Last night there were competing Los Angeles press screenings — one for Jeff Tremaine and Johnny Knoxville‘s obviously lowbrow Bad Grandpa (Paramount, 10.25) and Ridley Scott and Cormac McCarthy‘s cold but masterful morality melodrama The Counselor (ditto). I for one wouldn’t see Bad Grandpa with a gun at my back. But I’ll bet there were a lot of critics, columnists and media reporters who figured it was more important to catch Bad Grandpa than The Counselor because the Tremaine-Knoxville, a movie made by and for those treading water in the lower end of the gene pool, is going to make a lot of money and entertain the apes. I don’t know what will happen to Scott’s film, but my guess is that despite (or because of) its clear-eyed brilliance and general absence of conventional emotion it’s going to leave Joe and Jane Popcorn with a queasy feeling and/or scratching their heads. Trust me — that’s Joe and Jane’s problem and not the film’s. No matter what happens box-office-wise Ridley and Cormac are just fine, and so is their impressively cold-blooded thriller, which you do not want to bring your girlfriend to unless she’s very, very special.

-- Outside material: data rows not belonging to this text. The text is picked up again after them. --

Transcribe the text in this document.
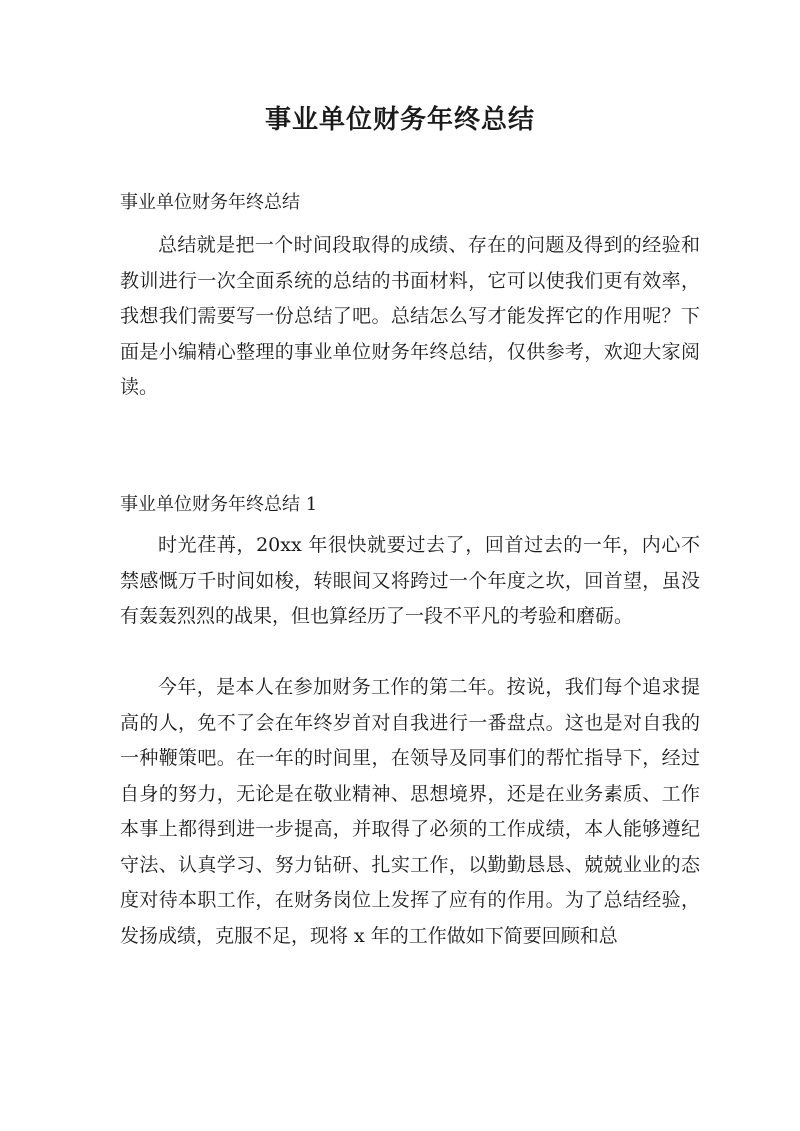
事业单位财务年终总结
事业单位财务年终总结

总结就是把一个时间段取得的成绩、存在的问题及得到的经验和教训进行一次全面系统的总结的书面材料，它可以使我们更有效率，我想我们需要写一份总结了吧。总结怎么写才能发挥它的作用呢？下面是小编精心整理的事业单位财务年终总结，仅供参考，欢迎大家阅读。

事业单位财务年终总结 1

时光荏苒，20xx 年很快就要过去了，回首过去的一年，内心不禁感慨万千时间如梭，转眼间又将跨过一个年度之坎，回首望，虽没有轰轰烈烈的战果，但也算经历了一段不平凡的考验和磨砺。

今年，是本人在参加财务工作的第二年。按说，我们每个追求提高的人，免不了会在年终岁首对自我进行一番盘点。这也是对自我的一种鞭策吧。在一年的时间里，在领导及同事们的帮忙指导下，经过自身的努力，无论是在敬业精神、思想境界，还是在业务素质、工作本事上都得到进一步提高，并取得了必须的工作成绩，本人能够遵纪守法、认真学习、努力钻研、扎实工作，以勤勤恳恳、兢兢业业的态度对待本职工作，在财务岗位上发挥了应有的作用。为了总结经验，发扬成绩，克服不足，现将 x 年的工作做如下简要回顾和总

The Counselor is ice-cold and hard and gleaming, and (I’m just whacking golf balls off the top of my head) philosophically clear and commanding and unyielding and even (I know how this sounds) oddly personable and compassionate in a perverse sort of way. It really, really doesn’t deliver the thing that audiences tend to go to movies for. I couldn’t figure out some of the plot particulars, but I was in awe of the mood and the tone and the resolve of it. (As well as the sheen.) I knew right away I was watching a smart, well-engineered, well-oiled, first-class thriller-cum-philosophy lecture piece that came from the pit of Hell. Having read portions of the script a few hours earlier I knew what was coming (at least during the first act), but I was delighted with Javier Bardem‘s amiable and jazzy performance as Reiner, a fair-minded entrepeneur and drug dealer; ditto Cameron Diaz‘s performance as Bardem’s predatory, cheetah-loving girlfriend. But my main impression is that The Counselor is about as strong and classy and as uncompromising as a film of this type can theoretically get.

Life is choices, baby, and you’re either a Bad Grandpa guy or a Counselor guy. And among the Counselor guys, you’re either a “what the eff was that about and what about that plot thread that led nowhere and made no sense?” or a “wow, that was really something…so well assembled and acted and so clear of purpose and so amazingly unqualified…I never knew where the story was heading, and it really, really didn’t end like I expected.” I know where I stand. I have nothing but seething contempt for the Grandpa crowd but I guess I’ve made that point over the years so why am I repeating myself?